Yunanistan ve İtalya ile taktik anlayışı ve oyun sistemi bakımından paralellik gösteren İsviçre, son yıllarda önemli savunma oyuncularını da Avrupa futbolun piyasasına sundu. Bu isimlerin başında da şüphesiz İngiltere Premier Lig takımlarından Arsenal'de forma giyen Johan Djourou ile bir süre Arsenal'de oynayan ama geçtiğimiz yıl Everton'da kiralık olarak forma giyen Philippe Senderos geliyor.

Agresif savunma yapısı ile dikkatleri üzerine çeken İsviçre Milli Takımı, Ottmar Hitzfeld'in takımın başına geçmesinden sonra oyun yapısında bazı değişiklikler yaşadı. Savunma evrimini tamamlayan ve artık yavaş yavaş çağdaş bir futbol oynamaya başlayan İsviçre'de kadro yapısı da stratejik planlar çerçevesinde şekillenmeye başladı.
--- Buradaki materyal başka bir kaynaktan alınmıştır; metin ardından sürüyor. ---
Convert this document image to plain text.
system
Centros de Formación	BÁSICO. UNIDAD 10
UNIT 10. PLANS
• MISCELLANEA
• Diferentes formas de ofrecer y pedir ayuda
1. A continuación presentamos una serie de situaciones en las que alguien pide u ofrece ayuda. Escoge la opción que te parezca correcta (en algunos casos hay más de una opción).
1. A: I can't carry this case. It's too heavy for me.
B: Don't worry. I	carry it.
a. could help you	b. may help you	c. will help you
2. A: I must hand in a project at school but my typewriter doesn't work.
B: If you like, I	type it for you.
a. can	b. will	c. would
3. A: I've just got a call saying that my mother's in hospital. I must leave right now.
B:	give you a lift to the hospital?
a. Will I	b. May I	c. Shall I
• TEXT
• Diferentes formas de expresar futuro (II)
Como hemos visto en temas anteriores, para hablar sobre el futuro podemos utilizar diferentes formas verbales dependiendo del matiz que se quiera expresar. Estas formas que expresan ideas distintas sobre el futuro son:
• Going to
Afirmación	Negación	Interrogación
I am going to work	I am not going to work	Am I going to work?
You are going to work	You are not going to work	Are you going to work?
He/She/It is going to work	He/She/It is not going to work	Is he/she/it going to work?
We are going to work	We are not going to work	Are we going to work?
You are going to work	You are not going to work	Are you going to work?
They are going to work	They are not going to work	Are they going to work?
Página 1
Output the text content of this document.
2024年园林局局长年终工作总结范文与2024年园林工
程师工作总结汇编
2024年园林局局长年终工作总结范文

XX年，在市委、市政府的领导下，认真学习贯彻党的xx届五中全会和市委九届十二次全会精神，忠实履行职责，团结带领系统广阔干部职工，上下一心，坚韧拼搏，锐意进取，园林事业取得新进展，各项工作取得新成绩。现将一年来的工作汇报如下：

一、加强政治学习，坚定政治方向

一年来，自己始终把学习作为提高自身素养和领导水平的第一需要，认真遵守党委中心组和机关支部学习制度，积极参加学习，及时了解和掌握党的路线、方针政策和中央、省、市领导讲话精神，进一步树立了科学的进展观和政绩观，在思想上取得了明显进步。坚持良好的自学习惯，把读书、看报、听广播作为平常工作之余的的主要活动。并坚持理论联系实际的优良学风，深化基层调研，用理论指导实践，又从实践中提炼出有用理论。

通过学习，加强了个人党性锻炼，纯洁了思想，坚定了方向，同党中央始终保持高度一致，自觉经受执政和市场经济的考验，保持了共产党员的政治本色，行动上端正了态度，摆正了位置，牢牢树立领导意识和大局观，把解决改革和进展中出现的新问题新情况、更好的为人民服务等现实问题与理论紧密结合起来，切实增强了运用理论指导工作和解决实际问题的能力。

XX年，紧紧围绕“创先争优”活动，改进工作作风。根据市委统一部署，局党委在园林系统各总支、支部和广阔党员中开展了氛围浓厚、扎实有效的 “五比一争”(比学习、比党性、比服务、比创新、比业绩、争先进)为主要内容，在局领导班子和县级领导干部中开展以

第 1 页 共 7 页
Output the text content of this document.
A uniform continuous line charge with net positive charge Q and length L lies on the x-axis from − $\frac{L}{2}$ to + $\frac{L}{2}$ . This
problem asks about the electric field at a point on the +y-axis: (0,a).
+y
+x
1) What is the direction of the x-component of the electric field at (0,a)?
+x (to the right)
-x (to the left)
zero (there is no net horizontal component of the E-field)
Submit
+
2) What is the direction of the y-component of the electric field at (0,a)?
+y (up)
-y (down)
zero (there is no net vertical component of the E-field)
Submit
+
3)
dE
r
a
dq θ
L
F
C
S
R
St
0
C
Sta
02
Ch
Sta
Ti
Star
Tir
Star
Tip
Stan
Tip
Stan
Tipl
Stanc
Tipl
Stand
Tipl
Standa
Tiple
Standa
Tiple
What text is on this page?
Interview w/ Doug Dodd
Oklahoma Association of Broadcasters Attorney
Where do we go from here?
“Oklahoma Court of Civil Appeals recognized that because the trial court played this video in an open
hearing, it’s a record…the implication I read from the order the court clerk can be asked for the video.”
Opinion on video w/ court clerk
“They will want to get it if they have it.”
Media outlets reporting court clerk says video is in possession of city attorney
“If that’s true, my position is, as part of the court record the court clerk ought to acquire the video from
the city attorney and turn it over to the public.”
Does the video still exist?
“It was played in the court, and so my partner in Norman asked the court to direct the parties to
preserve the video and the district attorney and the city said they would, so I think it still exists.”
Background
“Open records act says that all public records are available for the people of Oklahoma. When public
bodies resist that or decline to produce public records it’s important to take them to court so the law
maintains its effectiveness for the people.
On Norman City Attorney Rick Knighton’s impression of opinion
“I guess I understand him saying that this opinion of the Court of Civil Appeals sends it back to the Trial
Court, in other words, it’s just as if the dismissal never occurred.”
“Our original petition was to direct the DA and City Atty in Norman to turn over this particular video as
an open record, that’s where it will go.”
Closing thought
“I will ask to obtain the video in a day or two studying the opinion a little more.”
İsviçre Milli Takımı'nın kadro yapısını incelediğimiz zaman ise; kadroda bulunan 5 futbolcunun Almanya Bundesliga'da, 4 futbolcunun İtalya ve İngiltere'de forma giydiğini görüyoruz. Kadroda bulunan 23 futbolcunun 17'sinin Avrupa'nın beş büyük liginde forma giydiği gerçeğinden yola çıkarak, İsviçre Milli Takımı'nın Avrupa futbolu ile yakından temas ettiğini rahatlıkla söyleyebiliriz.

GEÇMİŞTEN BU YANA

1990'lı yıllarda Milli Takım'ın çeşitli kademelerinde gerçekleştirdiği atılımın meyvelerini yavaş yavaş toplamaya başlayan İsviçre, Avrupa'nın yükselen değerleri arasında gösteriliyor.

Ülke futbolu hala gelişimini tamamlayamasa da gerek Avrupa futbol piyasasını sunulan futbolcular gerekse son dönemde düzenlenen uluslararası turnuvalarda İsviçre Milli Takımı'nın adından söz ettirmesi, gelişmekte olan futbol kultürüne eşsiz bir katkıda bulundu.

2004 yılından bu yana düzenlenen EURO 2004, 2006 Dünya Kupası, EURO 2008 ve 2010 Dünya Kupası'na katılarak son 6 yılda hiçbir turnuvayı kaçırmayan İsviçre, kadro kalitesi her geçen gün biraz artan, gerek siyasi gerek sosyal ve ekonomik her türlü desteği gören bir Milli Takım olma yolunda hızla ilerliyor.

TAKTİK DİZİLİŞ

2006 Dünya Kupası'ndaki öldürücü savunma anlayışını yavaş yavaş terk etmeye başlayan İsviçre, EURO 2008'de artık hücumu daha fazla düşünen bir takım olmanın sinyallerini yavaş yavaş vermeye başladı. Kadro yapısı olarak da hücum futboluna daha yakın bir görüntü çizen İsviçre'de teknik direktör Ottman Hitzfeld, elinde bulunan malzemeye göre taktik planını oluşturuyor.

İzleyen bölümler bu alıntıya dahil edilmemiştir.